Musk shared the clip on—where else?—Twitter, and it’s already racked up nearly 30 million views as of press time. It’s just eight seconds long and only shows the EV parked in a room full of flashing laser lights. Nonetheless, the video has generated a lot of excitement among those who’ve been looking forward to the brand’s first battery-powered pickup since it was unveiled in late 2019.
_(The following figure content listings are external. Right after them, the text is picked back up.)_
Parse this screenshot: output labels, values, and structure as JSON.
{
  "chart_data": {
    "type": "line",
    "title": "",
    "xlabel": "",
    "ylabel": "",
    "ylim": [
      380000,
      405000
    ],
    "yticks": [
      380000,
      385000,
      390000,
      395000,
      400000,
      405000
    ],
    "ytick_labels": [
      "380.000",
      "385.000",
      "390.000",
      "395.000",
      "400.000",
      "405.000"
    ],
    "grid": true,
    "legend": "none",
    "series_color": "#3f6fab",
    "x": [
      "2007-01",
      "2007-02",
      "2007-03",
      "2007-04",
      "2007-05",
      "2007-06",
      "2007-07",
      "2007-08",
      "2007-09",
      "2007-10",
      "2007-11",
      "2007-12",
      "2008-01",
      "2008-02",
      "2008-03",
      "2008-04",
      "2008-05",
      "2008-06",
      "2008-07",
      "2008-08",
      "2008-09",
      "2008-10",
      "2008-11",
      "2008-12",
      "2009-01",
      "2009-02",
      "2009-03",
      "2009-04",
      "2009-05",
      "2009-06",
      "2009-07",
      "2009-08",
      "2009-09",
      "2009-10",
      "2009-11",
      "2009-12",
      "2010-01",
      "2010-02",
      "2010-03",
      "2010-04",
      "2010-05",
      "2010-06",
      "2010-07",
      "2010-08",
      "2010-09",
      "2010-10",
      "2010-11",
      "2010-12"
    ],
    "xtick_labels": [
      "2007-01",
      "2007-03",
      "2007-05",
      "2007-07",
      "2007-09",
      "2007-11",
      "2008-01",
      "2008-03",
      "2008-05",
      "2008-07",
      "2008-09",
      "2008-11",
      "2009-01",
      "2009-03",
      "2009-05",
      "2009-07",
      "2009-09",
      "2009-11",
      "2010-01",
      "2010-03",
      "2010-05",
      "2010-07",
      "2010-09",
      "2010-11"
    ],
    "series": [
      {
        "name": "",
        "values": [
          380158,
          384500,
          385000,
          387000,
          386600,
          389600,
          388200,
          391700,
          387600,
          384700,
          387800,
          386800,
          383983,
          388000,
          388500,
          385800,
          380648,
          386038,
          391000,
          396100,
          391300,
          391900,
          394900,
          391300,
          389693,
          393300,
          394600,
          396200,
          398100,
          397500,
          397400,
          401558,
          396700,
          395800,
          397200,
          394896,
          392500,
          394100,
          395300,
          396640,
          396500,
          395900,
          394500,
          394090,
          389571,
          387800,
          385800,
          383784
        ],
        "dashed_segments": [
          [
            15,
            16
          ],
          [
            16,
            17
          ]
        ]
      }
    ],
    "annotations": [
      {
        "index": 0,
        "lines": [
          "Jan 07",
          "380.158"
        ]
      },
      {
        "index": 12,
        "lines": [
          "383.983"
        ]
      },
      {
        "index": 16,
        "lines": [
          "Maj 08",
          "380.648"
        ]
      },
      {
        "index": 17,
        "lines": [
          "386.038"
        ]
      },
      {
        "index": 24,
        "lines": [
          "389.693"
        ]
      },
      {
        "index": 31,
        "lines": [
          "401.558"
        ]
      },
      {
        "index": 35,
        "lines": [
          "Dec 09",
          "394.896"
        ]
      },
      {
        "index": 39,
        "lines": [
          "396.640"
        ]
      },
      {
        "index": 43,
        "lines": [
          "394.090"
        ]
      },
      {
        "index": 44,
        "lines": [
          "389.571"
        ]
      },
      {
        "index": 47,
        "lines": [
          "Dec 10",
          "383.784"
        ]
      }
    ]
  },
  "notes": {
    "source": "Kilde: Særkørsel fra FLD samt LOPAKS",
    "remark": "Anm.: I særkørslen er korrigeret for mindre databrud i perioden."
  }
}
Back then, the plan was for the vehicle into production by 2021, but that date has been pushed back repeatedly since. First, the pickup was delayed until 2022 because of the Covid-19 pandemic. Then, last year, Musk said Tesla was “in the final lap for the Cybertruck” and would finally begin production in 2023. Two months into the year, that still appears to be the case, though the executive has said mass production won’t start in earnest until 2024.
While the Cybertruck will be Tesla’s first electric pickup, there is already a trio on the market right now in the US: the GMC Hummer EV, Ford F-150 Lightning and Rivian R1T. Others on the horizon include the Chevrolet Silverado, the GMC Sierra EV, the Ram 1500 Revolution, as well as rumored models from Volkswagen and Toyota.
Thanks in no small part to its unorthodox look and outlandish performance claims, the Tesla Cybertruck has generated hundreds of thousands of pre-orders since it was announced. Musk has described the truck’s design as being inspired by the 1976 Lotus Esprit featured in the James Bond movie The Spy Who Loved Me, as well as the futuristic vehicles from Bladerunner. The EV maker has said the vehicle will be “nearly impenetrable” thanks to its stainless-steel exoskeleton and armored glass, though it’s worth noting that its driver-side windows were smashed during the unveiling.
Musk has also claimed that the wild-looking Cybertruck will be able to tow 14,000 pounds, go zero-to-60 mph in less than three seconds and travel 500 miles on a single charge (although last year, he said some initial specs may change). Originally, the base single-motor version of the EV was set to start at $39,000 and the range-topping tri-motor variant at $69,000. Those prices have long since disappeared from the Tesla website, so it will be interesting to see how much the vehicle ends up costing when it finally is released.